Because many tumor cells have a distinct high frequency signature, complete ablation of a tumor mass may be detected by monitoring the HFEPs of the needle configuration 1701. In some implementations, multiple pairs of needles may be employed—where one or more needle-antenna pairs can be used for PFA and one or more needle-antenna pairs can be used for HFDS assessment. HFEPs may be measured in reflection mode and transmission mode to enable accurate assessment of tumor ablation.
FIG. 17B illustrates another implementation in which needle electrodes 1721 and 1723 are configured as modified dual-electrode dipole antenna (with electrodes 1721a and 1723a coupled to a shields of coaxial cables, and electrodes 1721b and 1723b coupled to inner conductors of the coaxial cables, respectively). In such implementations, high-frequency reflection and transmission impedance properties of the two or more needles, while delivering the ablation energies (e.g., RFA or PFA, or Cryo) can be monitored and analyzed to infer the extent of ablation, including complete irreversible ablation.
Several implementations have been described with reference to exemplary aspects, but it will be understood by those skilled in the art that various changes may be made and equivalents may be substituted without departing from the contemplated scope. For example, method steps may be reordered, and certain steps may be omitted while other steps may be added. Various modalities of ablation are described which may be employed, and in some implementations, multiple modalities of ablation may be provided by a single catheter or system. Various antenna/sensor electrodes designs are described, and multiple antenna/sensor electrode designs may be employed on a single catheter or within a single system. Specific design elements of the antenna/sensor electrodes may be made; for example, dimensions of individual components could be increased or decreased, metal thicknesses and types could be varied, greater or fewer turns may be provided in spiral designs, greater or fewer antenna/sensor electrodes may be provided on a distal end.

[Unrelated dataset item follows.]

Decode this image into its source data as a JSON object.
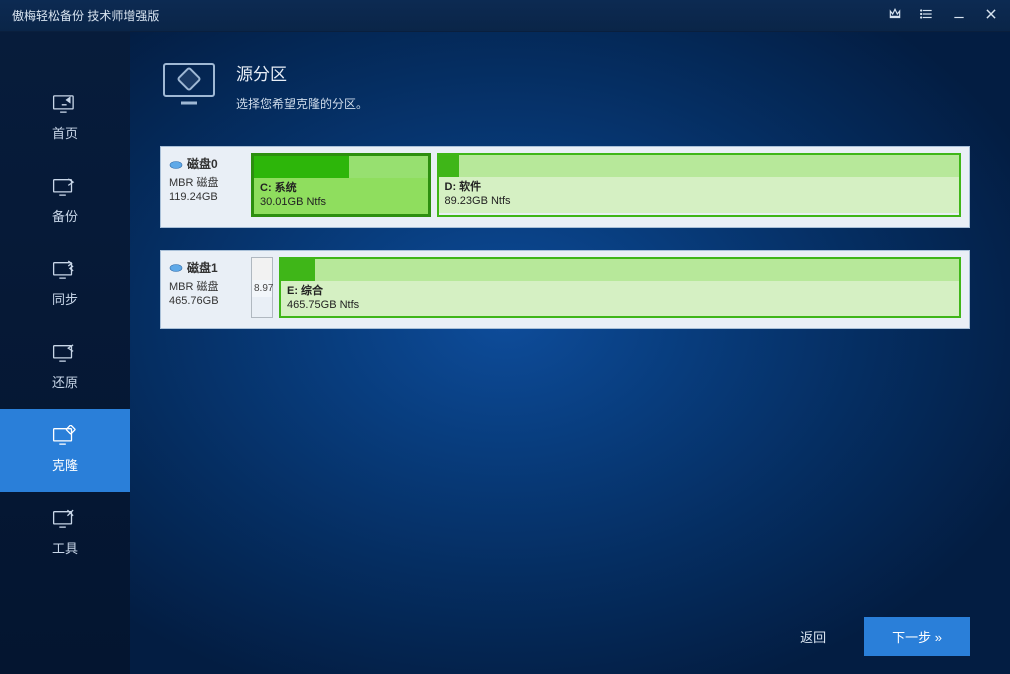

Heart procedures are described, but the systems and methods described herein could be applied to tissue other than heart tissue. Voltages, frequencies and frequency ranges may be varied relative to this disclosure. Phase-reversal parameters FR1 and FR2 are described, but other HFEPs may be relevant, including other phase-reversal parameters (e.g., FR3 or FR4—i.e., higher-frequency resonant frequencies, e.g., in the 5-10 GHz range, in the 10-15 GHz range, or at even higher frequencies).
Many other variations are possible, and modifications may be made to adapt a particular situation or material to the teachings provided herein without departing from the essential scope thereof. Therefore, it is intended that the scope include all aspects falling within the scope of the appended claims.